The construction industries were already improving before the hurricanes and fires destroyed or severely damaged thousands of buildings.

The construction industries, both residential and commercial were already improving before the hurricanes and fires destroyed or severely damaged thousands of buildings, explains income specialist Harry Domash, editor of Dividend Detective.

But analysts following players in that field aren’t predicting much of a business spike resulting from those events. We disagree, and this month we’re adding two more picks in the construction field likely to exceed analyst expectations over the next six to 12 months.

We’re adding one stock to our Manufacturing & Services portfolio; the company rents, sells and services cranes and earthmoving equipment, among other items.

We’re adding H&E Equipment Services (HEES) to the portfolio. H&E rents, sells, and provides parts and service support for aerial work platform equipment, cranes, earthmoving equipment and industrial lift trucks.

H&E’s September quarter earnings came in $0.32 above analyst forecasts, and up 130% vs. year-ago. Dividend yield is 3.4%.

Our second construction industry pick, a real estate investment trust (REIT), owns and operates timberlands and also produces finished lumber, plywood and other wood products.
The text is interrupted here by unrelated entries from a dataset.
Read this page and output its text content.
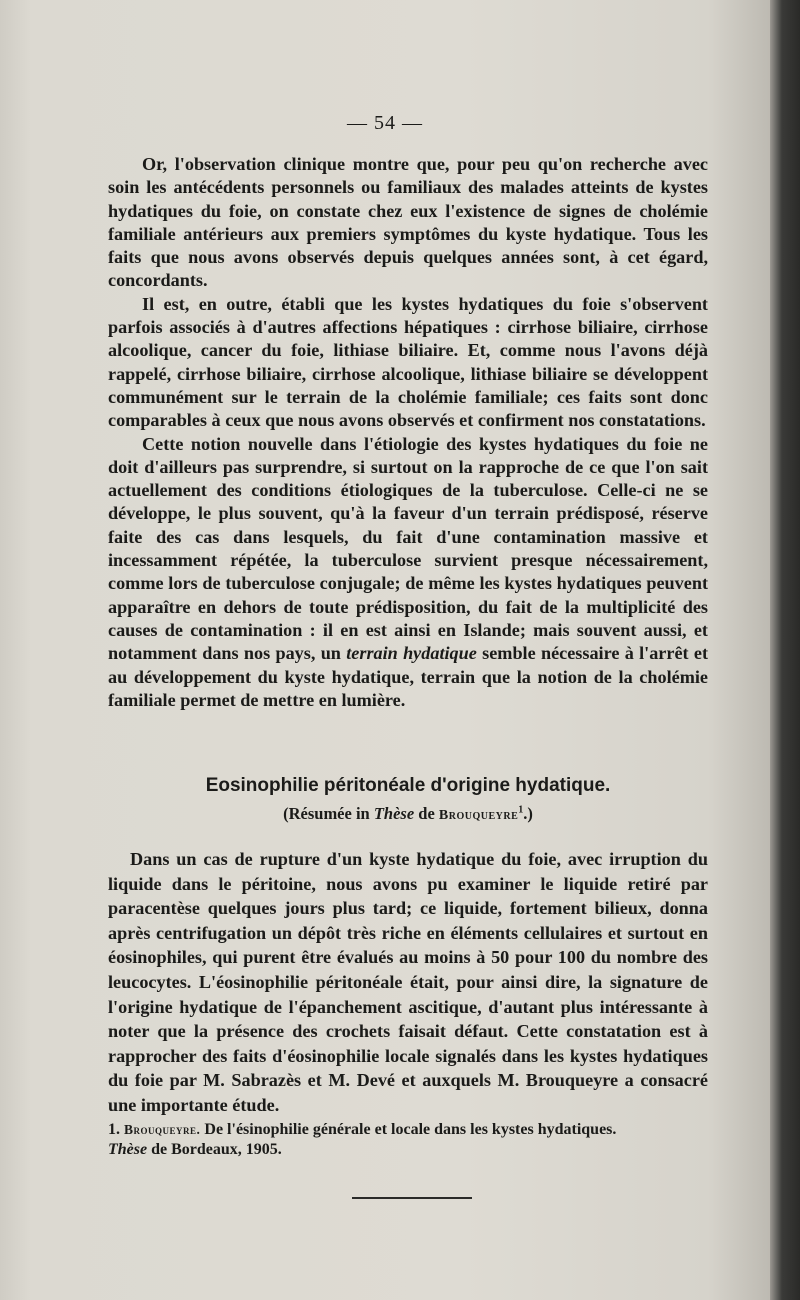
— 54 —

Or, l'observation clinique montre que, pour peu qu'on recherche avec soin les antécédents personnels ou familiaux des malades atteints de kystes hydatiques du foie, on constate chez eux l'existence de signes de cholémie familiale antérieurs aux premiers symptômes du kyste hydatique. Tous les faits que nous avons observés depuis quelques années sont, à cet égard, concordants.

Il est, en outre, établi que les kystes hydatiques du foie s'observent parfois associés à d'autres affections hépatiques : cirrhose biliaire, cirrhose alcoolique, cancer du foie, lithiase biliaire. Et, comme nous l'avons déjà rappelé, cirrhose biliaire, cirrhose alcoolique, lithiase biliaire se développent communément sur le terrain de la cholémie familiale; ces faits sont donc comparables à ceux que nous avons observés et confirment nos constatations.

Cette notion nouvelle dans l'étiologie des kystes hydatiques du foie ne doit d'ailleurs pas surprendre, si surtout on la rapproche de ce que l'on sait actuellement des conditions étiologiques de la tuberculose. Celle-ci ne se développe, le plus souvent, qu'à la faveur d'un terrain prédisposé, réserve faite des cas dans lesquels, du fait d'une contamination massive et incessamment répétée, la tuberculose survient presque nécessairement, comme lors de tuberculose conjugale; de même les kystes hydatiques peuvent apparaître en dehors de toute prédisposition, du fait de la multiplicité des causes de contamination : il en est ainsi en Islande; mais souvent aussi, et notamment dans nos pays, un terrain hydatique semble nécessaire à l'arrêt et au développement du kyste hydatique, terrain que la notion de la cholémie familiale permet de mettre en lumière.

Eosinophilie péritonéale d'origine hydatique.
(Résumée in Thèse de Brouqueyre$^1$.)

Dans un cas de rupture d'un kyste hydatique du foie, avec irruption du liquide dans le péritoine, nous avons pu examiner le liquide retiré par paracentèse quelques jours plus tard; ce liquide, fortement bilieux, donna après centrifugation un dépôt très riche en éléments cellulaires et surtout en éosinophiles, qui purent être évalués au moins à 50 pour 100 du nombre des leucocytes. L'éosinophilie péritonéale était, pour ainsi dire, la signature de l'origine hydatique de l'épanchement ascitique, d'autant plus intéressante à noter que la présence des crochets faisait défaut. Cette constatation est à rapprocher des faits d'éosinophilie locale signalés dans les kystes hydatiques du foie par M. Sabrazès et M. Devé et auxquels M. Brouqueyre a consacré une importante étude.

1. Brouqueyre. De l'ésinophilie générale et locale dans les kystes hydatiques.
Thèse de Bordeaux, 1905.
We’re adding timber producer Potlatch (PCH) to the portfolio. Potlatch owns timberlands in Arkansas, Idaho, Minnesota and Wisconsin. Its wood products unit manufactures lumber, plywood and particleboard. September quarter EPS rose 21% vs. year-ago on a 9% gain in revenues.

Potlatch recently agreed to acquire competitor Deltic Timber (DEL) and that transaction could result in a significant special dividend payable by the end of 2018. In October, Potlatch raised its quarterly dividend by 7%. Yield is 3.1%.